Civil rights cases are expensive to bring and remarkably difficult to win.* Requiring a victim of civil rights violations to have to participate in multiple appeals goes against the policy favoring litigation proceeding with “least expense.”** Moreover, the public interest in promoting judicial economy is served by avoiding piecemeal appeals.***
Therefore, we celebrate the recent ruling in favor of Firm Client Kenneth Craig Miller. The trial court denied a Motion filed by two defendants to require Miller to immediately appeal the dismissal of those two defendants. If the trial court granted the Motion, Miller would have been required to be a party to at least three appeals. See Magistrate Judge’s Order.

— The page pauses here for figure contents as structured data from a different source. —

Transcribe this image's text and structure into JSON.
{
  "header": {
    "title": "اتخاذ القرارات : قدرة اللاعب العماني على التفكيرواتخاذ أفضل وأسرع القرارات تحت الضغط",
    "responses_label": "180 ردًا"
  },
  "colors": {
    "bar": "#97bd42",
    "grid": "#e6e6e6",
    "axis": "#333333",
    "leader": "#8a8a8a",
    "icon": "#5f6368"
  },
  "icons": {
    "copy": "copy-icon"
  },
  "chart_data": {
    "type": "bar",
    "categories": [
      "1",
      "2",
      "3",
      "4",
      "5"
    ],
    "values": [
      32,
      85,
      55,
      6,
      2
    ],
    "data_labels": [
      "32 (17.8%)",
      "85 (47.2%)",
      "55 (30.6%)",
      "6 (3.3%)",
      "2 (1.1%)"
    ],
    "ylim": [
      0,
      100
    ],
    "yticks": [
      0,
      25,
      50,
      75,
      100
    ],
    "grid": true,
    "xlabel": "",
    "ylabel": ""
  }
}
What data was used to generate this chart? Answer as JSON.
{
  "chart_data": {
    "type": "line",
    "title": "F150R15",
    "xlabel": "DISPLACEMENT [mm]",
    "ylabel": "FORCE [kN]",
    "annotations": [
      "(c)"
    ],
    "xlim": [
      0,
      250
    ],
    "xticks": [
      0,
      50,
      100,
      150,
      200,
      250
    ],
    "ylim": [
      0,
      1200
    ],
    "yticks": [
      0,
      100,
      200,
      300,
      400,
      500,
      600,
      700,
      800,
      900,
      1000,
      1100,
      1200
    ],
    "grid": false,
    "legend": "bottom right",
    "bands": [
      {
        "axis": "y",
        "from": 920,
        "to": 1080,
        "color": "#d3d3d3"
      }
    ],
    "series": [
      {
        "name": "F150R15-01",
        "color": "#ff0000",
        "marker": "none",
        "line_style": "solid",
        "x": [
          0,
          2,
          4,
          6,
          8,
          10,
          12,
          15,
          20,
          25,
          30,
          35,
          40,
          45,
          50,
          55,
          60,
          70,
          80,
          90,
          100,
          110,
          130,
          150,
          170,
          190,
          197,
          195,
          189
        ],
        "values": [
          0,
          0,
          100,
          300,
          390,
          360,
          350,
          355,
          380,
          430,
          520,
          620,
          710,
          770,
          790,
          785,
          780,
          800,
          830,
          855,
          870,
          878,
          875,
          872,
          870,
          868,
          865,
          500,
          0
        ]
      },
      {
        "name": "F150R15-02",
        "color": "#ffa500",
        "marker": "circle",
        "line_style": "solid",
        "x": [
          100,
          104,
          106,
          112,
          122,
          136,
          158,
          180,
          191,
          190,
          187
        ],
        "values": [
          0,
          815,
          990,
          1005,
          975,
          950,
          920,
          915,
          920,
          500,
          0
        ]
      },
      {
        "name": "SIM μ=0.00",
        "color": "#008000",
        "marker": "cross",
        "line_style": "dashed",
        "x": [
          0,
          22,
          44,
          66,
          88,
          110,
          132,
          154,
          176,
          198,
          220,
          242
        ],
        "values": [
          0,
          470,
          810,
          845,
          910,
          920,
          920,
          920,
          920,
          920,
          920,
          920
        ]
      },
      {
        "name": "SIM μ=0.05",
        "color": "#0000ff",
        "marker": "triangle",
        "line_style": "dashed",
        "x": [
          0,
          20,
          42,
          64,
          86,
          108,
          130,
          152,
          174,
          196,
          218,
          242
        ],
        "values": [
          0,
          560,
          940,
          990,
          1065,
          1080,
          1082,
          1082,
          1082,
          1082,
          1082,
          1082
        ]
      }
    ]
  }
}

* See Paul MacMahon, The Inquest and the Virtues of Soft Adjudication, 33 Yale L. & Pol’y Rev. 275, 301 (Spring, 2015) (“In practice civil rights suits under § 1983 are remarkably difficult to win; individual officers are protected by qualified immunity, and various doctrines make it difficult to pursue supervisors or localities for damages suits except in the most egregious cases.”); L. Timothy Perrin, et al., If It’s Broken, Fix It: Moving Beyond the Exclusionary Rule, 83 IOWA L. REV. 669,740 (1998) (“the expense of bringing a court action, and the slowness with which such actions often proceed, remain as impediments to the effectiveness of § 1983 actions in deterring or compensating for police misconduct.”); Suzette M. Malveaux, Front Loading and Heavy Lifting: How Pre-Dismissal Discovery Can Address the Detrimental Effect of Iqbal on Civil Rights Cases, 14 Lewis & Clark L. Rev. 65, 105 n. 222 (2010)). (Discussing Professor Roy L. Brooks’ analysis of the Twombly decision on civil rights cases) (Twombly’s plausibility standard “disadvantages the prosecution of civil rights cases because it impose a difficult, if not impossible, burden on the plaintiff to make specific factual allegations about evidence (or ‘proof’) known only to defendants.”); Suzette M. Malveaux, Clearing Civil Procedure Hurdles in the Quest for Justice, 37 Ohio N.U. L. Rev. 621, 623-31 (2011) (Discussing recent procedural changes that have made it more difficult for civil rights plaintiffs to bring claims); See generally, Davis, Francois, & Starger, The Persistence of the Confederate Narrative, 84 Tenn. L. Rev. 301 (Winter, 2017).
** See, e.g. Tex. R. Civ. P. 1.
*** See Hageman v. City Investing Co., 851 F.2d 69, 72 (2d Cir. 1988).